春の暖かな日差しが降り注ぐ放課後、桜並木の下を歩く男子高校生、橘蓮(たちばな れん)は、ふと一人の女子が木の下でスケッチブックに何かを描いているのに気づいた。
スケッチをしていたのは同じ学校の美術部員、朝霧美咲(あさぎり みさき)だった。
蓮は普段、美咲のような華やかな存在とは無縁の生活を送っていたため、彼女に話しかけるつもりなどなかったが、ふとした拍子に視線が交わってしまう。
「何見てるの?」
美咲が少し不機嫌そうに声をかける。
「べ、別に。ただ、そこ通りたかっただけだし。」
「じゃあ、どうぞ?」
美咲のそっけない態度に、蓮はなぜかムキになった。
「いや、そんな言い方しなくてもいいだろ!」
「そっちが変にジロジロ見るからでしょ?」
口論が始まったその瞬間、突然、強い風が桜の花びらを舞い上げた。
その風が二人を包み込んだかと思うと、世界がぐらりと揺れた。
「……えっ?」
蓮が目を開けると、自分の体ではない。
見覚えのない白い手、スカートの裾。
目の前には驚愕の表情を浮かべた「自分」が立っていた。
「……な、なにこれ!?」
二人は同時に叫んだ。
「ちょっと、これどうなってるの!? 私が……橘君の体に?」
美咲の言葉に、蓮も混乱しながら答える。
「俺だって分からないよ! お前が何か変なことしたんじゃないのか?」
「私が? なんでそうなるの!」
お互いに責任を押し付け合うも、状況は変わらない。
元に戻る方法を探ろうとするが、解決策が見つからず、結局その日はお互いのふりをして過ごすことに決めた。

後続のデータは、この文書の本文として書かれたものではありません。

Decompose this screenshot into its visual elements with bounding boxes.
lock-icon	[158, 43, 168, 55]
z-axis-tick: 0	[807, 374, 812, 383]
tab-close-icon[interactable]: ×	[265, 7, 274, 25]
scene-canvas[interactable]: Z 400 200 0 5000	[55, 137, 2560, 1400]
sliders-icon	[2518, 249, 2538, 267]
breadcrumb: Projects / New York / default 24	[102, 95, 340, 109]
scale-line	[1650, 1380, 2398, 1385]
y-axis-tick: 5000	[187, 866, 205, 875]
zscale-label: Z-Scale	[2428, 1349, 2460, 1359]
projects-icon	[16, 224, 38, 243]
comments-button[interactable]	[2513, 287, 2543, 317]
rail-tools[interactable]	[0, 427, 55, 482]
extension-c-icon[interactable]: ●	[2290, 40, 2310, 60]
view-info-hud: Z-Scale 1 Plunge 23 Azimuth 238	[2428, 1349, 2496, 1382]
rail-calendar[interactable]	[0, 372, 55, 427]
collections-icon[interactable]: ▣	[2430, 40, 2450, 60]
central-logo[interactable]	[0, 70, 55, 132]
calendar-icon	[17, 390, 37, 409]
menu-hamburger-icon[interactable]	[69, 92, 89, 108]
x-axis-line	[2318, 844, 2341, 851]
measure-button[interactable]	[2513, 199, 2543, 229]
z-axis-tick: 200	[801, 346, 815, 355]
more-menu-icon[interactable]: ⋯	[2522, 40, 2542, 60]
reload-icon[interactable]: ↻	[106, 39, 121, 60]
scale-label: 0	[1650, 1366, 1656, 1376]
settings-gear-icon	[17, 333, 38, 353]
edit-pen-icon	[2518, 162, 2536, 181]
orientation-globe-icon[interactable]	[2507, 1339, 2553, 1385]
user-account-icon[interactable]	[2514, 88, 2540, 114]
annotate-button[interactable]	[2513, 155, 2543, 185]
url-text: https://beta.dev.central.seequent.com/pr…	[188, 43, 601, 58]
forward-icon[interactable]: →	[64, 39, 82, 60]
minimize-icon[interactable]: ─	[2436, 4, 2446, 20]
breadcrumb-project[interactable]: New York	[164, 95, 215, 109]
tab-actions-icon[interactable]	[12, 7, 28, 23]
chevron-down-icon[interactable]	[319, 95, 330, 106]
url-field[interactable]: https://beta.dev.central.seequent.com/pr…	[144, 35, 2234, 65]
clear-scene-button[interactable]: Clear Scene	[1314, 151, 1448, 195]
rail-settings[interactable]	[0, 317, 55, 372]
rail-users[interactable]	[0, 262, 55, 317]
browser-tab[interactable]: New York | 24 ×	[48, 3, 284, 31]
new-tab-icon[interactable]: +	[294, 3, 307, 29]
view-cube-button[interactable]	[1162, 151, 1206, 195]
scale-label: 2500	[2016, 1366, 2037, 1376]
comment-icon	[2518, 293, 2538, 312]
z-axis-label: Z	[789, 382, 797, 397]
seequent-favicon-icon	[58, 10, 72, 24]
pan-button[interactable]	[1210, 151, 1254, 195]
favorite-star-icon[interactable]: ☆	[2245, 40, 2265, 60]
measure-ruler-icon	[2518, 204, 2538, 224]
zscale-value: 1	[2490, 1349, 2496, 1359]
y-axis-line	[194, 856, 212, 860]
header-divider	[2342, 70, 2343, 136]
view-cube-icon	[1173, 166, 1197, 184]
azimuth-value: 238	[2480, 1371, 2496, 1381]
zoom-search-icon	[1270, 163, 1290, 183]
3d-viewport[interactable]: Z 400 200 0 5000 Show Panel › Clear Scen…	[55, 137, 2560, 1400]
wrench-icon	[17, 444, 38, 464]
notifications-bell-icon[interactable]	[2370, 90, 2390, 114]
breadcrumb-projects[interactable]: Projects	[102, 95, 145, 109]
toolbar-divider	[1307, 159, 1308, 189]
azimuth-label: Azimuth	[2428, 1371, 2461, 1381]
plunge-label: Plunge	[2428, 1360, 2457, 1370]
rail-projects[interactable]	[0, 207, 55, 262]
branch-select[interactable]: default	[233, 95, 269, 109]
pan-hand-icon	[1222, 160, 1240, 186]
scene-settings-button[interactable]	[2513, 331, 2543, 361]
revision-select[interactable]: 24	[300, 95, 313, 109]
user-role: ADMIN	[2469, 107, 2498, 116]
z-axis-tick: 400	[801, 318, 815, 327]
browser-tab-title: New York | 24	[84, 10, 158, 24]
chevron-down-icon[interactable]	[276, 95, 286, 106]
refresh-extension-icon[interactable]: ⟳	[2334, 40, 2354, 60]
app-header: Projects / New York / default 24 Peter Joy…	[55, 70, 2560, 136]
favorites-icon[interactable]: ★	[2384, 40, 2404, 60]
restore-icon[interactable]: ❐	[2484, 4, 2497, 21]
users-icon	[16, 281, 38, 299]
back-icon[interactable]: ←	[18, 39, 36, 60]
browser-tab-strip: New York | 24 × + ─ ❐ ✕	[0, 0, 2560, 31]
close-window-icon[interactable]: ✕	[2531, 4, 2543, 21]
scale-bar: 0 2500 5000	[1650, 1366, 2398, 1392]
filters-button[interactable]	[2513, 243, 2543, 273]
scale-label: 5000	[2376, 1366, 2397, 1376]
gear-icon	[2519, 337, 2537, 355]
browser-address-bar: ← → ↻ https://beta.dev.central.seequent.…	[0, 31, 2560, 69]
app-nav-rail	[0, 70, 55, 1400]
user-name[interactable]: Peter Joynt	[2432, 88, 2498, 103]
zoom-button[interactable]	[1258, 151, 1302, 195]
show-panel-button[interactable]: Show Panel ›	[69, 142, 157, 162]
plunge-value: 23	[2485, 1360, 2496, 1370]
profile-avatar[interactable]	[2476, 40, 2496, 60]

翌日、蓮(美咲の体)は美術部の活動に参加しなければならなかった。
「おい、美咲、お前、昨日まであんなに熱心に描いてたのに、なんで今日は筆が止まってるんだ?」
美術部の先輩が不思議そうに尋ねるが、蓮はなんとかごまかした。
(どうすりゃいいんだよ……絵なんて描いたことないし!)
一方、美咲(蓮の体)は運動部のハードな練習に参加させられた。
「蓮! お前、最近どうしたんだ? 動きが鈍いぞ!」
部員たちの声に、美咲は心の中で叫ぶ。
(私は運動なんて苦手なの! 無理!)
こうして、お互いの生活の大変さを身をもって体験することになった。
数日が過ぎ、二人は桜の木の下で再び会話を交わす。
「美咲、お前、あんな先輩たちの下で毎日やってたのかよ。大変だな……」
蓮がしみじみと言うと、美咲も同調した。
「蓮君だって、あの厳しい練習をこなしてたんだね。すごいと思った。」
徐々に、二人はお互いの苦労を理解し始める。そして、次第に自分の抱えていた悩みを語り合うようになった。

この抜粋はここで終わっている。